Arnott is an unincorporated community located in Stockton, Portage County, Wisconsin, United States. It is situated at the intersection of County Hwys. B and J.

==History==

Arnott, ca. 1900.

In 1872, the Green Bay and Western Railroad laid tracks through a portion of Arnott. During 1881 and 1882, William Arnott, Joseph Bremmer, and Calvin Richmond canvassed the countryside, raising money to build a railroad depot.

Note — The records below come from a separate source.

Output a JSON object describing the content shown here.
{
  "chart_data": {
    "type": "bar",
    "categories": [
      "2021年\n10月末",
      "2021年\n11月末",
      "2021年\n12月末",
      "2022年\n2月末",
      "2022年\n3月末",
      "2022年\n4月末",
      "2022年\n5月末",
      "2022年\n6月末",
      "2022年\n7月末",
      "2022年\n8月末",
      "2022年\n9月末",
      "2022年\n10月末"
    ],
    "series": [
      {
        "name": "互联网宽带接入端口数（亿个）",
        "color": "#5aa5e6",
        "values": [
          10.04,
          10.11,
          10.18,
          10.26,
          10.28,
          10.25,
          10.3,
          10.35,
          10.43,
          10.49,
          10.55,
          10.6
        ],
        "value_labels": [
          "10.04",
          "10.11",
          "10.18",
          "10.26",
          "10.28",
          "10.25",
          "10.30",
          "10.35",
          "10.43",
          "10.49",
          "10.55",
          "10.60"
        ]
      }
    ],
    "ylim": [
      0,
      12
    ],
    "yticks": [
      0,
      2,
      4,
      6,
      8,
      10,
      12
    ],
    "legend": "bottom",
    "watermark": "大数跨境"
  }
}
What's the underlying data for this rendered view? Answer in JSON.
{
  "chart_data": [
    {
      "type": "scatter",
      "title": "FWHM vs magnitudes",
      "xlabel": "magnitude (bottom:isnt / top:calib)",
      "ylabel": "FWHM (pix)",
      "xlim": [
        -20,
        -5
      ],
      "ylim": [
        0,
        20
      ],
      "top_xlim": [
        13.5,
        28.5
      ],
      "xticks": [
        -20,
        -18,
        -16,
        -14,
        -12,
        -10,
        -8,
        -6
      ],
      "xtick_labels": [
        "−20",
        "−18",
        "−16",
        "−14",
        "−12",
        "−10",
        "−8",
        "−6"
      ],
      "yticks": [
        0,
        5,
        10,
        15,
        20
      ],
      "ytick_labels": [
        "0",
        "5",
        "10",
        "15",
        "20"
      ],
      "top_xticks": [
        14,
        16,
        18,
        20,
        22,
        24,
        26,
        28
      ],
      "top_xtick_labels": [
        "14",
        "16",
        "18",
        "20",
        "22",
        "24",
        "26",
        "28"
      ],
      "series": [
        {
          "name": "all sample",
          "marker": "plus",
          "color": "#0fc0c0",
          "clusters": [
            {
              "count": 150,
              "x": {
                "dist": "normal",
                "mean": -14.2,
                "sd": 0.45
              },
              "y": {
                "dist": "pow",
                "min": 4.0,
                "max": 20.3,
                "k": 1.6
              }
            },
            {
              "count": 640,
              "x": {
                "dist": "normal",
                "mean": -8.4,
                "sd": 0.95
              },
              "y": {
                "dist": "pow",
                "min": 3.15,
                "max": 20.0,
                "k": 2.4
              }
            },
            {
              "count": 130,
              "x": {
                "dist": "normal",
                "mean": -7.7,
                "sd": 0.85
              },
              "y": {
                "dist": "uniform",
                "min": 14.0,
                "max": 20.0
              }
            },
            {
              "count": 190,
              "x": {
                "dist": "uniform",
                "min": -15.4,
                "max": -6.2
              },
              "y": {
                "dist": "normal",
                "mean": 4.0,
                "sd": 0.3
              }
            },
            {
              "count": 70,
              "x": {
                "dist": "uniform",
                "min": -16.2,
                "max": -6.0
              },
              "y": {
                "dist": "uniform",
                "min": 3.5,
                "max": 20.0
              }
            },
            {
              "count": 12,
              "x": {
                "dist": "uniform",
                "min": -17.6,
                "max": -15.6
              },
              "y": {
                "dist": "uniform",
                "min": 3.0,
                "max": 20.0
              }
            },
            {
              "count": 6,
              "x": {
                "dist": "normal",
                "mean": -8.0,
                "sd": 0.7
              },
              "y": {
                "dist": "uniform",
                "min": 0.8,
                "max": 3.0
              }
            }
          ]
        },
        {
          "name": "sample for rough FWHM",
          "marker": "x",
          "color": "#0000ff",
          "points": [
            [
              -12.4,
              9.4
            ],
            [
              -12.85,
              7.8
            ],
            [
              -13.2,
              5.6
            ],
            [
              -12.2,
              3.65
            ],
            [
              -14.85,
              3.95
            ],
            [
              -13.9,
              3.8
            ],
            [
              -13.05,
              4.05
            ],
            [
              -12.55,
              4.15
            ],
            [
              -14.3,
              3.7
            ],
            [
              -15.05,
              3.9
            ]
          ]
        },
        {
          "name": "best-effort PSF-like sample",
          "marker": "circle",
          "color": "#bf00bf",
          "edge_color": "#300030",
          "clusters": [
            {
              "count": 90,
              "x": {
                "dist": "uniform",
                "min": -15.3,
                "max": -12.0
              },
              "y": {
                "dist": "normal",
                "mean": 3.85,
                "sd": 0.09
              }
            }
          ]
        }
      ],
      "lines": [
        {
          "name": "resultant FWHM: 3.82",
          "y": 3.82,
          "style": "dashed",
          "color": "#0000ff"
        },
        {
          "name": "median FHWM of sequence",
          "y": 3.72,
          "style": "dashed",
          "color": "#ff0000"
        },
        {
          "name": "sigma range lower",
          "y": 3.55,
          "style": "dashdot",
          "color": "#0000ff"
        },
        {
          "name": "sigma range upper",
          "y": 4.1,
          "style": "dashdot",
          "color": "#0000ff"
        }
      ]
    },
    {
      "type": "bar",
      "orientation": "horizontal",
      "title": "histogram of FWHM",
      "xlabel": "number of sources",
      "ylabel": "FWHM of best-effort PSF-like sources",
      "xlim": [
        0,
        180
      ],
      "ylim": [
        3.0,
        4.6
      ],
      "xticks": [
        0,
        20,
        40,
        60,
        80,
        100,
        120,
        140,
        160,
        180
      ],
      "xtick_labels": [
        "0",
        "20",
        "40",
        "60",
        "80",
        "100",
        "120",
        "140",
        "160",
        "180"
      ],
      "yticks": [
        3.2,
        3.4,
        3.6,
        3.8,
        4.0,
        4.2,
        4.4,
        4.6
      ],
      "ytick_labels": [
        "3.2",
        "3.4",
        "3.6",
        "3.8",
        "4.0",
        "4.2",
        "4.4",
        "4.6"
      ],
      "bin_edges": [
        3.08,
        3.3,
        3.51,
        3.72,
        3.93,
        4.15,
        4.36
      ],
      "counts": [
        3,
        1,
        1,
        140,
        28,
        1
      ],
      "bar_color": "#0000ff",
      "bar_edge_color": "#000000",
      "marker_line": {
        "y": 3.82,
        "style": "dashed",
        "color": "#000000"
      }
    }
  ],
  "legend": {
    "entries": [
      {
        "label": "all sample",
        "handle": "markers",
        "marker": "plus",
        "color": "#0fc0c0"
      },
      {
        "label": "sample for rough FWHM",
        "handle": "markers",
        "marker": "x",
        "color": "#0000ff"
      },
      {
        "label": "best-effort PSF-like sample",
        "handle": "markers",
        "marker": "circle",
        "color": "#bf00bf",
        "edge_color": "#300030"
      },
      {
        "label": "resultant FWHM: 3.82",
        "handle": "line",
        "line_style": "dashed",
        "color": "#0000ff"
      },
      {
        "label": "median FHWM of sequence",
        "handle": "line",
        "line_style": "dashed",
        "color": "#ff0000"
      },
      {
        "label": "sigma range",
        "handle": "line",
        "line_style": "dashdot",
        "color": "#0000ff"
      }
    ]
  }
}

The depot and the settlement around it were named after Arnott, a local farmer who served as chairman of the town of Stockton and the Portage County Board and who was elected to the Wisconsin Legislature in 1876.

==Geography==
Arnott is located in central Wisconsin, approximately four miles east of Plover, four miles south-southwest of Custer, and seven miles west of Amherst (Lat: 44° 27' 26.0", Lon: -89° 26' 48.5").

==Economy==
Arnott has one tavern, a feed mill, a lawn equipment dealer, and an egg roll factory. It is a stopover for the Tomorrow River Trail, a former railroad grade turned into a walking path and snowmobile trail.

Arnott is near the Wimme Sand & Gravel Pit, Milestone Materials' gravel pit, American Asphalt's Custer Road plant, and a traffic safety/road marking company.